Do you suffer from diabetes, always having to watch sugar and carbs, count calories, measure insulin levels, and pray that your weight doesn’t change? If so, then you know the challenge of living that lifestyle. Your whole life revolved around food and your relationship to it. But what if the medical community has gotten it wrong?
Most people do not realize that your digestive system, your gut, is filled with 100 trillion microorganisms. Many people also do not realize how vital these microbes to your health and wellness. Julie Wilson writes,
“With the large intestine hosting 100 billion to one trillion cells per milliliter, it’s among the most dense microbial ecosystems ever observed, say scientists from The American Academy of Microbiology. Gut microbes behave as an efficient bioreactor, facilitating the extraction of energy from digested nutrients.
“The gut’s microbial community is critical in protecting us against pathogens as it constantly communicates with our immune system. Changes in the complexity of the gut microbiome have been linked to a number of diseases including inflammatory bowel disease, autoimmune disorders, and diabetes and obesity.”
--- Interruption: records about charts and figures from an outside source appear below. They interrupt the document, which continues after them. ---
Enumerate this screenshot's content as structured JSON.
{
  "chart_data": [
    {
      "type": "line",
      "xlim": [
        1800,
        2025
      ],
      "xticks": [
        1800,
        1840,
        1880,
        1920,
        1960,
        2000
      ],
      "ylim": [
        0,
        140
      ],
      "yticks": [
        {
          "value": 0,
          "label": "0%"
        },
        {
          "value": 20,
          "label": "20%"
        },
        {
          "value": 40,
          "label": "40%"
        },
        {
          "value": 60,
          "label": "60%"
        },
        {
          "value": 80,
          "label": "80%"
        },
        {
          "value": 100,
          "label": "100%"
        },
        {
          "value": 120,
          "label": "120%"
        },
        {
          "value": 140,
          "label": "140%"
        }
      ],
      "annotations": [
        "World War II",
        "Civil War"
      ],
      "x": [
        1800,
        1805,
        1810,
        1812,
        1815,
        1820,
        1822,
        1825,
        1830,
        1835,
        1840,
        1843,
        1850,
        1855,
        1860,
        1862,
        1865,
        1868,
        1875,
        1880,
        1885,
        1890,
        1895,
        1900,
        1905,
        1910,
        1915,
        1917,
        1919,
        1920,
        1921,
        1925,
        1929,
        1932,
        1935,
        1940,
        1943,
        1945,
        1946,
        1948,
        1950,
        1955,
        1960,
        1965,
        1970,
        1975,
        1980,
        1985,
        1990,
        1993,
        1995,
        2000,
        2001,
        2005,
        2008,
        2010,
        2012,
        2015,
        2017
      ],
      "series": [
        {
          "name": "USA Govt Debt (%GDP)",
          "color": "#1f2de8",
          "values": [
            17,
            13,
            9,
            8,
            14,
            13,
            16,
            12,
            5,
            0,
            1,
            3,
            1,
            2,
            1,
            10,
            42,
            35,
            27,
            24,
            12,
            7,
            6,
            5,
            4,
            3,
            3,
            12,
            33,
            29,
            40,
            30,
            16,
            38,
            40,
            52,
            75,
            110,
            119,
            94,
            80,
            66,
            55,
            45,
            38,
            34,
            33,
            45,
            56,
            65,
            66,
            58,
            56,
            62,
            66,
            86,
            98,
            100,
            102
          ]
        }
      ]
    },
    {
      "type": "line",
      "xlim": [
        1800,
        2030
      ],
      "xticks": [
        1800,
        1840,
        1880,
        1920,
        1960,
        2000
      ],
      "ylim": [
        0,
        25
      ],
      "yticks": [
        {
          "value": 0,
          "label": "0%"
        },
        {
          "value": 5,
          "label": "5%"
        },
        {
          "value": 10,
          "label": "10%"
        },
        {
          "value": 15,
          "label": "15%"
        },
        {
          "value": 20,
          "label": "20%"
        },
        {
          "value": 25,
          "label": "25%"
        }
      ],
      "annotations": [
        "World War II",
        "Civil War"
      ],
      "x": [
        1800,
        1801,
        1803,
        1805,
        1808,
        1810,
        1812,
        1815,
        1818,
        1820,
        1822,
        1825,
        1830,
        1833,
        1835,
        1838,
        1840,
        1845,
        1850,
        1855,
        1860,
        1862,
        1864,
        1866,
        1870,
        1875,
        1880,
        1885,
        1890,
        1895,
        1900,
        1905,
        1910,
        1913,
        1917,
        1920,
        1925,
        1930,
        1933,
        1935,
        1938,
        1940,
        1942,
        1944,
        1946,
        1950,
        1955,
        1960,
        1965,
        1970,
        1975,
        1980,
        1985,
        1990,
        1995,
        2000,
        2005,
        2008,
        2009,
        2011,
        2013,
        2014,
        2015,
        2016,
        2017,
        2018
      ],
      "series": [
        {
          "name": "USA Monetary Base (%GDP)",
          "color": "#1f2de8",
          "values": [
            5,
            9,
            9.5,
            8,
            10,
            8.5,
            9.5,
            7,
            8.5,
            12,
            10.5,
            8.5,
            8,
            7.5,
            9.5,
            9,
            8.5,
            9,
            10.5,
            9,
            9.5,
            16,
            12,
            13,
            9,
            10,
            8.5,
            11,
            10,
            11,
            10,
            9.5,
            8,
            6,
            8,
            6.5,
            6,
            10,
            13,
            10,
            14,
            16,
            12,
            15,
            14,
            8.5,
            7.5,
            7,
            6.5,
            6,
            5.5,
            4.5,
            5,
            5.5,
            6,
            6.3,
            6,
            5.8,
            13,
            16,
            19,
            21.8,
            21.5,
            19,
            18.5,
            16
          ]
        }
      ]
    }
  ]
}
Interestingly, a recent study by the Broad Institute of MIT and Harvard, with other groups, showed that infants who developed Type I diabetes, showed a “disproportional decrease in the number of species known to promote health in the gut.” The Broad Institute notes in the study,
“In the handful that developed T1D [Type 1 Diabetes] during this period, the team observed a 25% drop in community diversity (in other words, in the number of distinct species present in the microbiome) one year prior to the onset of the disease.”
This study is especially significant because it does not project upon the future likelihood of people in the study to develop a condition based on the the information in the study. This study actually followed these children from birth to three years of age and noted which of these children developed the disease, noting definite correlations with development of the disease.
What does this mean for you? If you are diabetic, and if the implications of this study are followed up on, you may begin to see gut-based treatment of medical conditions as the medical community begins to acknowledge the connection between gut health and digestion and other health conditions.
This also means, however, that intentionally taking care of your digestive tract and the microbes in it may offer new ways to manage and overcome this difficult disease.